I presented most of the Gray "Dangers of Replication" paper [GHOS96]. I don't believe the arguments in detail. But I do believe the basic contention: a system that attempts to provide the strong consistency guarantee that is traditional in database systems -- one-copy serializability (1SR) -- is unlikely to scale acceptably.
5 September 00:
Please look at [WPS+99], [WPS+00] and [WPS99]. These are pretty easy overview papers; I don't think we want to present them in class, but they provide a bit of common background.
I would like us to spend a few lectures on techniques that guarantee 1SR without imposing semantic restrictions on transactions. (A syntactic restriction -- e.g. "all the data updated by a transaction must be mastered at the same node" is acceptable here; a semantic restriction like "the following operations must commute" is not. So "syntactic" means, roughly, we get to analyze dependencies between operations that are classified as reads or writes, but are otherwise uninterpreted.)
This may be a slightly unnatural order, but I'd like to start discussion of some simple lazy schemes (as opposed to eager schemes, in the classification from [GHOS96]). I'll make some general observations from Oracle's lazy replication system, then move to [CRR96], which uses a combination of syntactic restrictions and data placement to guarantee 1SR in a lazy-master system. The approach in this paper is quite restrictive
There is a cluster of recent papers about lazy group protocols, leading up to [BKR+99]. I'll continue this thread on Thursday, and would like a volunteer for next week.
6 September 00
Here are some long-promised proposals for topics/papers to present:
Eager schemes using group communication protocols.
The argument is that the traditional 2PC distributed commitment protocol is inefficient at least for the special case of a fully-replicated database, and an optimistic protocol using some variant of atomic broadcast will give better performance.
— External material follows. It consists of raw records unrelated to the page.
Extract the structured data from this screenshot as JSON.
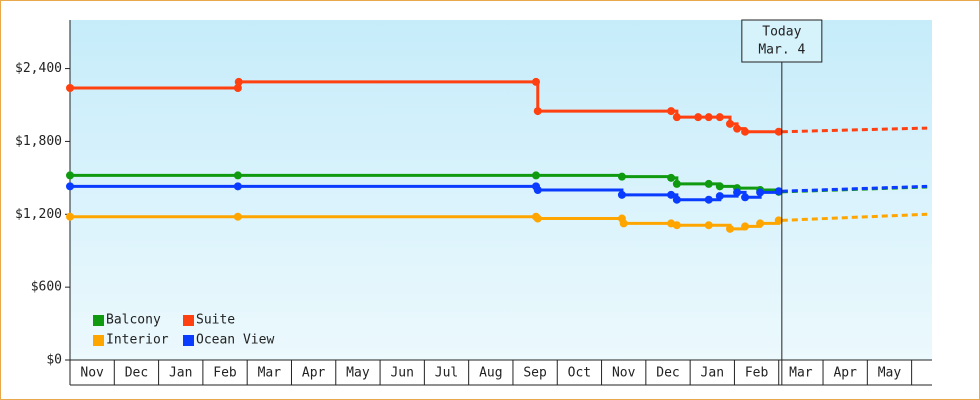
{
  "chart_data": {
    "type": "step-line",
    "categories": [
      "Nov",
      "Dec",
      "Jan",
      "Feb",
      "Mar",
      "Apr",
      "May",
      "Jun",
      "Jul",
      "Aug",
      "Sep",
      "Oct",
      "Nov",
      "Dec",
      "Jan",
      "Feb",
      "Mar",
      "Apr",
      "May"
    ],
    "xlim": [
      0,
      19.46
    ],
    "ylim": [
      0,
      2800
    ],
    "yticks": [
      {
        "value": 0,
        "label": "$0"
      },
      {
        "value": 600,
        "label": "$600"
      },
      {
        "value": 1200,
        "label": "$1,200"
      },
      {
        "value": 1800,
        "label": "$1,800"
      },
      {
        "value": 2400,
        "label": "$2,400"
      }
    ],
    "grid": false,
    "legend": "lower-left",
    "today": {
      "x": 16.07,
      "title": "Today",
      "label": "Mar. 4"
    },
    "series": [
      {
        "name": "Balcony",
        "color": "#109a10",
        "x": [
          0,
          3.79,
          10.52,
          12.46,
          13.57,
          13.7,
          14.42,
          14.67,
          15.06,
          15.58,
          16.0
        ],
        "values": [
          1520,
          1520,
          1520,
          1510,
          1500,
          1450,
          1450,
          1430,
          1415,
          1400,
          1385
        ],
        "forecast": {
          "x": [
            16.07,
            19.35
          ],
          "values": [
            1385,
            1425
          ]
        }
      },
      {
        "name": "Suite",
        "color": "#ff4010",
        "x": [
          0,
          3.79,
          3.81,
          10.52,
          10.56,
          13.57,
          13.7,
          14.18,
          14.42,
          14.67,
          14.9,
          15.06,
          15.24,
          16.0
        ],
        "values": [
          2240,
          2240,
          2290,
          2290,
          2050,
          2050,
          2000,
          2000,
          2000,
          2000,
          1945,
          1905,
          1880,
          1880
        ],
        "forecast": {
          "x": [
            16.07,
            19.35
          ],
          "values": [
            1880,
            1910
          ]
        }
      },
      {
        "name": "Interior",
        "color": "#ffa500",
        "x": [
          0,
          3.79,
          10.52,
          10.56,
          12.46,
          12.5,
          13.57,
          13.7,
          14.42,
          14.9,
          15.24,
          15.58,
          16.0
        ],
        "values": [
          1180,
          1180,
          1180,
          1165,
          1165,
          1125,
          1125,
          1110,
          1110,
          1080,
          1100,
          1125,
          1150
        ],
        "forecast": {
          "x": [
            16.07,
            19.35
          ],
          "values": [
            1150,
            1200
          ]
        }
      },
      {
        "name": "Ocean View",
        "color": "#0a3cff",
        "x": [
          0,
          3.79,
          10.52,
          10.56,
          12.46,
          13.57,
          13.7,
          14.42,
          14.67,
          15.06,
          15.24,
          15.58,
          16.0
        ],
        "values": [
          1430,
          1430,
          1430,
          1400,
          1360,
          1360,
          1320,
          1320,
          1350,
          1380,
          1340,
          1380,
          1390
        ],
        "forecast": {
          "x": [
            16.07,
            19.35
          ],
          "values": [
            1390,
            1430
          ]
        }
      }
    ]
  }
}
Relevant papers are [AAE+96] ("seminal"), [PGS98b] (probably the best single paper to present, and there is a lot of related stuff by the same authors in the bibliography). The [KA98, KA00] sequence also might be worth looking at.
11 September 00
Okay, since I'm still so far behind in the outline, I'm going to start the "exploiting atomic broadcast" subject myself. Tuesday will cover [PGS98b] or, equivalently, [P99] through Section 3.4.